The Bodymind As Environment
Environment does not stop at the skin. Autistic bodyminds (that is, a mind existing within a body) are environments in their own right. Sensory processing, interoception, energy regulation, trauma history, physical health, and emotional safety all shape what is possible in any given moment.
An Autistic person who is exhausted, in pain, overloaded, or masking is operating in a very different internal environment from one who is rested, regulated, and safe. The features of our bodily experience will affect our perceived support needs.
Support needs fluctuate not because autism changes, but because environments do.
Why Functioning Labels Do Harm
Linear thinking leads directly to functioning labels. These labels collapse spiky, dynamic profiles into fixed judgements. They are often used to decide who deserves support, who will be believed, and whose distress matters.
Someone described as “high functioning” may be denied support until they burn out. Someone described as “low functioning” may be denied autonomy and voice. Both are misread. Both are harmed.
Functioning is not a trait.
It is an outcome of a complex set of variables across many dimensions. The reality is that functioning labels are more closely tied to our economic value than to our lived experience.
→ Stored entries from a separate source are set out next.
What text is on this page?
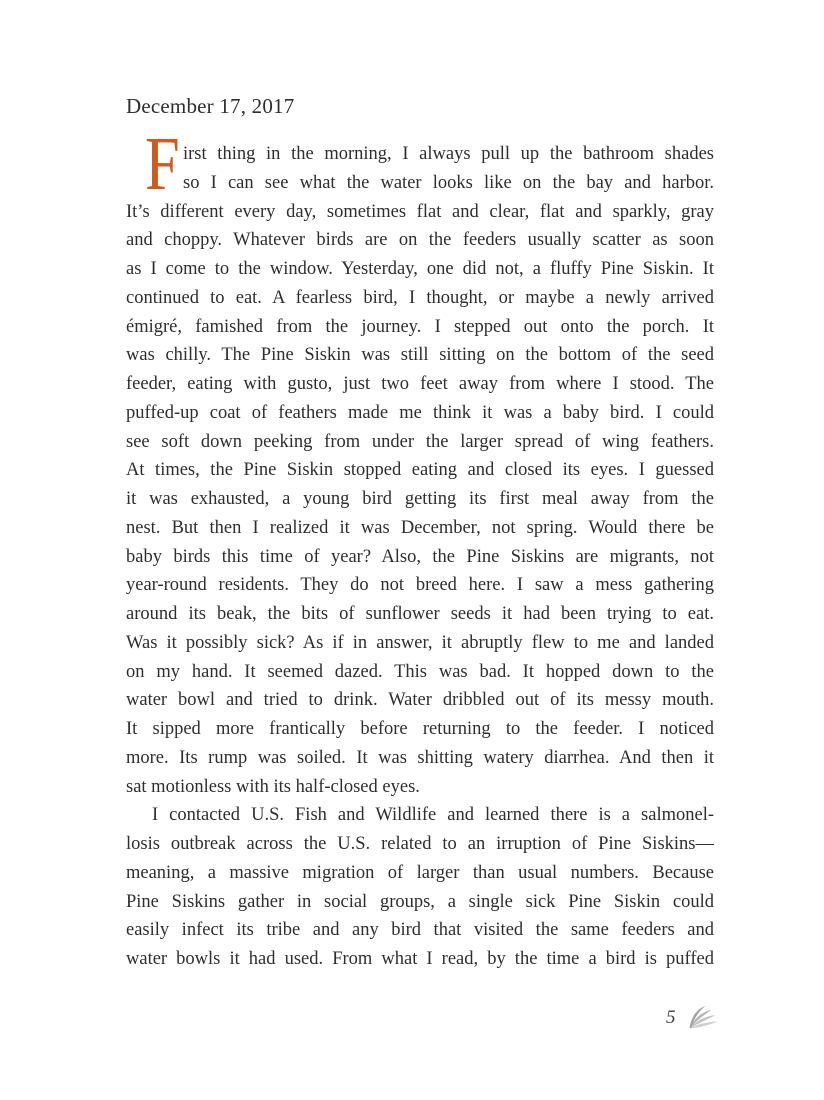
December 17, 2017
F irst thing in the morning, I always pull up the bathroom shades
so I can see what the water looks like on the bay and harbor.
It’s different every day, sometimes flat and clear, flat and sparkly, gray
and choppy. Whatever birds are on the feeders usually scatter as soon
as I come to the window. Yesterday, one did not, a fluffy Pine Siskin. It
continued to eat. A fearless bird, I thought, or maybe a newly arrived
émigré, famished from the journey. I stepped out onto the porch. It
was chilly. The Pine Siskin was still sitting on the bottom of the seed
feeder, eating with gusto, just two feet away from where I stood. The
puffed-up coat of feathers made me think it was a baby bird. I could
see soft down peeking from under the larger spread of wing feathers.
At times, the Pine Siskin stopped eating and closed its eyes. I guessed
it was exhausted, a young bird getting its first meal away from the
nest. But then I realized it was December, not spring. Would there be
baby birds this time of year? Also, the Pine Siskins are migrants, not
year-round residents. They do not breed here. I saw a mess gathering
around its beak, the bits of sunflower seeds it had been trying to eat.
Was it possibly sick? As if in answer, it abruptly flew to me and landed
on my hand. It seemed dazed. This was bad. It hopped down to the
water bowl and tried to drink. Water dribbled out of its messy mouth.
It sipped more frantically before returning to the feeder. I noticed
more. Its rump was soiled. It was shitting watery diarrhea. And then it
sat motionless with its half-closed eyes.
I contacted U.S. Fish and Wildlife and learned there is a salmonel-
losis outbreak across the U.S. related to an irruption of Pine Siskins—
meaning, a massive migration of larger than usual numbers. Because
Pine Siskins gather in social groups, a single sick Pine Siskin could
easily infect its tribe and any bird that visited the same feeders and
water bowls it had used. From what I read, by the time a bird is puffed
5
Understanding Support Needs
A non-linear spectrum reframes support needs. Support is not about correcting deficits. It is about adjusting environments, external and internal, so that Autistic people can access their strengths without paying for them with exhaustion or harm.
This means recognising that:
- Support needs vary over time
- Capacity changes with stress and safety
- Independence in one area does not cancel need in another
- Not every struggle can be found rooted in autism, rather countless other external variables
Support is not a reward for struggling visibly. It should be an automatically provided foundation for wellbeing.
From Spectrum To Ecology
The autism spectrum makes more sense when understood as an ecology rather than a scale. A person exists within overlapping environments: sensory, social, cultural, economic, institutional, and bodily. Outcomes emerge from the interaction between these systems; the ecosystem.
This perspective shifts the question from: “What level of autism is this person?”
to: “What conditions allow this person to thrive?”
Why This Matters
How we understand the autism spectrum shapes policy, practice, and everyday interactions. A linear model justifies exclusion, hierarchy, and delayed support. A spiky, dynamic model demands flexibility, humility, and responsiveness.
Understanding autism means letting go of the idea that people can be ranked by how well they approximate a norm. The autism spectrum is not a ladder. It is a landscape.
And like any landscape, what you can do there depends not just on who you are, but on the conditions you are granted access to.